In a timely intervention, my friend @EstherHawdon mentions the Japanese obsession with silence, and quotes Basho’s poem:
frogs jumped in
sound of water
And goes on to say,
We usually use the word “ma (間)” meaning blank or emptiness, so when there is silence in conversation, we call this silence “ma” – “ma 間” is also used to mean blank space – e.g. there is a space between a stone and another in a garden, we call this blank “ma”
This returns me to a book that I’ve returned to again and again this summer, Federico Campagna’s The Last Night: Anti-work, Atheism, Adventure in which I found so much wisdom, particularly on his conception of comradeship (a few unlinked passages):
Comradeship among egoists allows them to further modify the reality in which they exist, thus shaping the landscape of their adventure and taming at least in part the influence that the environment in which they exist has on them.

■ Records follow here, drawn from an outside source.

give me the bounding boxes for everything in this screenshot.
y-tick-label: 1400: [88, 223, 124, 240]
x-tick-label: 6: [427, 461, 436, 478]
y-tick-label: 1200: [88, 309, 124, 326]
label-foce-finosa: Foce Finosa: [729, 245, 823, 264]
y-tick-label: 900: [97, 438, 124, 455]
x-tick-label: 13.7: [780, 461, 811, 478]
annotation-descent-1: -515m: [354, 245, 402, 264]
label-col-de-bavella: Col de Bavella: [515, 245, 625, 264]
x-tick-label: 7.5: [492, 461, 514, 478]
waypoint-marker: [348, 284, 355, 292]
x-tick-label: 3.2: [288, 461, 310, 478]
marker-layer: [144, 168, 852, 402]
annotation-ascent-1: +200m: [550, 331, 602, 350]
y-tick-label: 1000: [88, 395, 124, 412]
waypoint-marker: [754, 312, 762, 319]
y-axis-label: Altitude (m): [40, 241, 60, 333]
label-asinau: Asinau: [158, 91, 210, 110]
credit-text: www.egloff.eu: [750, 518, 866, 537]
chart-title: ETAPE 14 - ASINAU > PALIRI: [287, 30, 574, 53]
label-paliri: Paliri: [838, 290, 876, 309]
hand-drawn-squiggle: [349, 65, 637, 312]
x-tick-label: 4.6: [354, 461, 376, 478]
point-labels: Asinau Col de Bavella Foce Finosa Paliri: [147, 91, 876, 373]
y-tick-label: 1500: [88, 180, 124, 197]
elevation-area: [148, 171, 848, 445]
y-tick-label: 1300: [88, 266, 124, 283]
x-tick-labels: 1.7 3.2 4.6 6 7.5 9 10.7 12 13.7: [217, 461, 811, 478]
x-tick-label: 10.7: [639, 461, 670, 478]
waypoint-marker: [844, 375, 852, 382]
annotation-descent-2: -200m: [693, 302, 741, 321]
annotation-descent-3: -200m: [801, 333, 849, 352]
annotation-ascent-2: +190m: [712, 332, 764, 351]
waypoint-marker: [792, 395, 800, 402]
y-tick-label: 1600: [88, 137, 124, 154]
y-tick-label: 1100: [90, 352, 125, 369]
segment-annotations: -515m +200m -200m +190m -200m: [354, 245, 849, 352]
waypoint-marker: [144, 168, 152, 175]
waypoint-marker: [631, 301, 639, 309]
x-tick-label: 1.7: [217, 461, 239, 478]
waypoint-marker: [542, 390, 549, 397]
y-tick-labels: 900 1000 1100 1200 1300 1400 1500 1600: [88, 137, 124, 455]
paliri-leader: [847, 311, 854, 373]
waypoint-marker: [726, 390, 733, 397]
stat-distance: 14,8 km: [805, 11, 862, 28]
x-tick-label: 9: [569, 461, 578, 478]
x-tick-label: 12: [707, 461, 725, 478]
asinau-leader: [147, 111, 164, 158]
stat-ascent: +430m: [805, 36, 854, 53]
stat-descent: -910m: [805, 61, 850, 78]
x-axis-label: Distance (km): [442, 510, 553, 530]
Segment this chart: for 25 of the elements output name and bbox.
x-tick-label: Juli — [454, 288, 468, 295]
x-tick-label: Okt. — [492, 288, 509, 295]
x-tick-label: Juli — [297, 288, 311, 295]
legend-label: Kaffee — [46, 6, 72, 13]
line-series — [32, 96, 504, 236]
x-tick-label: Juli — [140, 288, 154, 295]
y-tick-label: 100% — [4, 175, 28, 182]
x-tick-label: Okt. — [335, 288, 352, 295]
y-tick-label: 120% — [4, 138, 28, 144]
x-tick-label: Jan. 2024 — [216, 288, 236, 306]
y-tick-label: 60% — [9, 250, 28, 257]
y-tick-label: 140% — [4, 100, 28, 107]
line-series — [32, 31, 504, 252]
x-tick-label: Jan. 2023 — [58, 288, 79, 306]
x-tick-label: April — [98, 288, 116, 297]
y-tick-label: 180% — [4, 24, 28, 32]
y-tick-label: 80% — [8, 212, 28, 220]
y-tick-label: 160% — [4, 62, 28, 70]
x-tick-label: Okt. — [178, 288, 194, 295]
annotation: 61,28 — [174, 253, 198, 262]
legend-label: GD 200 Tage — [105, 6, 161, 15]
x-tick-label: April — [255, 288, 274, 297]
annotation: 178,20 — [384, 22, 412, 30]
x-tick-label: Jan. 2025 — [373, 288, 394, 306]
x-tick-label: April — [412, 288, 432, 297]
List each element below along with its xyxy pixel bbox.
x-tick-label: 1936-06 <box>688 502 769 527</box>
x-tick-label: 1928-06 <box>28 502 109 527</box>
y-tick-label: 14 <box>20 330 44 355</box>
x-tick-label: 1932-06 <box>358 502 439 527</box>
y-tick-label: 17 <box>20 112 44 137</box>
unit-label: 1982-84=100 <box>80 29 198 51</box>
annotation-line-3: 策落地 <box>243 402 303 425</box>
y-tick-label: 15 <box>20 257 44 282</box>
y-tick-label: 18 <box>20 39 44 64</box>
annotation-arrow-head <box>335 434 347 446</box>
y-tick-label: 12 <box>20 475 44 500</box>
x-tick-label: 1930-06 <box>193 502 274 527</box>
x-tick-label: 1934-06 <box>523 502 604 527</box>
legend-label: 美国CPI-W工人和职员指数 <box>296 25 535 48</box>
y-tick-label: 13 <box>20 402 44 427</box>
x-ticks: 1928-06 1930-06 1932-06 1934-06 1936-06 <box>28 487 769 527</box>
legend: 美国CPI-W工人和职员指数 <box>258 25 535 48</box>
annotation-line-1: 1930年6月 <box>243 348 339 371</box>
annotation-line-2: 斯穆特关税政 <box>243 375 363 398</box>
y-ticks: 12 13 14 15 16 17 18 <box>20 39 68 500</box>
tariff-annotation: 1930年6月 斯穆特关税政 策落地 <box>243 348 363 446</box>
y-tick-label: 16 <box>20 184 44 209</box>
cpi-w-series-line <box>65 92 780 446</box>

As it always happens with the creation of a bond, unions of egoists necessarily result in something that exceeds a friendship based on shared interests or the simple joint-venture of cooperating forces.
And I make no apology for quoting again I passage I quoted a few weeks ago:
There was always something that allowed me to distinguish between the long list of unmemorable relationships and the few who were to remain. In all my strongest friendships, in all the best relationships I have ever had, an element seemed to constantly recur. It was the feeling of a movement together with the other person, a tension towards something or somewhere, a common action, a sense of solidarity within the frame of a shared intent. The people I have ever felt closest to have been something more than friends: they have been comrades.
Of course, I accept the political connotations of the word. But with a difference. Like political comrades, we were bound by a common desire and a common tension. Differently from them, however, our desires and tensions could not be limited by the dogma of some abstract ideals, let alone pre-existing ideologies. Between us, there was something that originated from us alone.
Silence as Esther describes so beautifully is neither a vacuüm to be feared, nor pure emptiness. As in Beckett’s Unnamable, referring to language and silence as distinct entities ends up conveying nothing as both merge into one. The Unnamable is silence.